Miami Mayor Manny Diaz, president of the U.S. Conference of Mayors, last week said that major metropolitan areas have been shortchanged in the receipt of federal stimulus funds for transportation infrastructure administered by governors and state highway departments.

Diaz’s remarks came in conjunction with a preliminary report by the USCM on the first phase of stimulus allocations, which will be completed on June 30.

“This report indicates that the national economy will only recover when our metro areas recover,” Diaz said. “Yet in allocating stimulus transportation funds, states continue to underfund the very metros that drive the nation’s economy.”

Prepared by IHS Global Insight Inc, the report analyzes the largest single source of infrastructure spending in the American Recovery and Reinvestment Act — the $18.62 billion in surface transportation funds apportioned to states under program categories administered by the Federal Highway Administration.
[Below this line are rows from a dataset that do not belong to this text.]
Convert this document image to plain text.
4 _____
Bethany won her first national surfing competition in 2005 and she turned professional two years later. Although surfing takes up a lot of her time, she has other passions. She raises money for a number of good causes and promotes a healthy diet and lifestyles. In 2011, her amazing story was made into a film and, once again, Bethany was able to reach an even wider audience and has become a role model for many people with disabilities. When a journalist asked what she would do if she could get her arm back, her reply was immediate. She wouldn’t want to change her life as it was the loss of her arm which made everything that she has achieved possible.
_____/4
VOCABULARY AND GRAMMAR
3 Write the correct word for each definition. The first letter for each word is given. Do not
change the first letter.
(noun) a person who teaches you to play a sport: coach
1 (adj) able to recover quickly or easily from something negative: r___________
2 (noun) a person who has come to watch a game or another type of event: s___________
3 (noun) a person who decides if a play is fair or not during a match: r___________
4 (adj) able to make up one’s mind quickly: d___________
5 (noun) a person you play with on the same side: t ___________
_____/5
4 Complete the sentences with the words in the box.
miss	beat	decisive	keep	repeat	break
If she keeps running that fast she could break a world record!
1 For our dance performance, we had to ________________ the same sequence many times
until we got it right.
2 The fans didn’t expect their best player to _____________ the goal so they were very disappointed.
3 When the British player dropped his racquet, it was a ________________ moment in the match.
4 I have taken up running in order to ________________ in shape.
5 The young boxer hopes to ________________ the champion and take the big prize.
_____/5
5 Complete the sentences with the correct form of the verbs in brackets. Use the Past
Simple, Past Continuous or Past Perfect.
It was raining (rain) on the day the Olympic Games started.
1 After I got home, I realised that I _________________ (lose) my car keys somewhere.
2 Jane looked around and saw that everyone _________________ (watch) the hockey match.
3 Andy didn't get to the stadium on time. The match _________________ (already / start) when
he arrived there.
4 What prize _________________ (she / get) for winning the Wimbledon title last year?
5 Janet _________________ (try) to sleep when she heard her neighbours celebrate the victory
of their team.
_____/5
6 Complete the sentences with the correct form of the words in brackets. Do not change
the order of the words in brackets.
State governments had certified surface transportation projects totaling $18.26 billion as of June 3.

The report said while the nation’s largest 85 metro areas account for 73% of the nation’s gross domestic product, they garnered only 48.3%, or $8.8 billion, of the ARRA transportation funds.

“These same metros contain 63% of the nation’s population,” the USCM said. “By these measures … metro areas received significantly less funds than they deserve given their dominant role in the national economy and in their respective state economies.”

Diaz led the recently concluded USCM’s 77th annual meeting in Rhode Island, where his term as president came to an end and ­Seattle Mayor Greg Nickels was sworn in.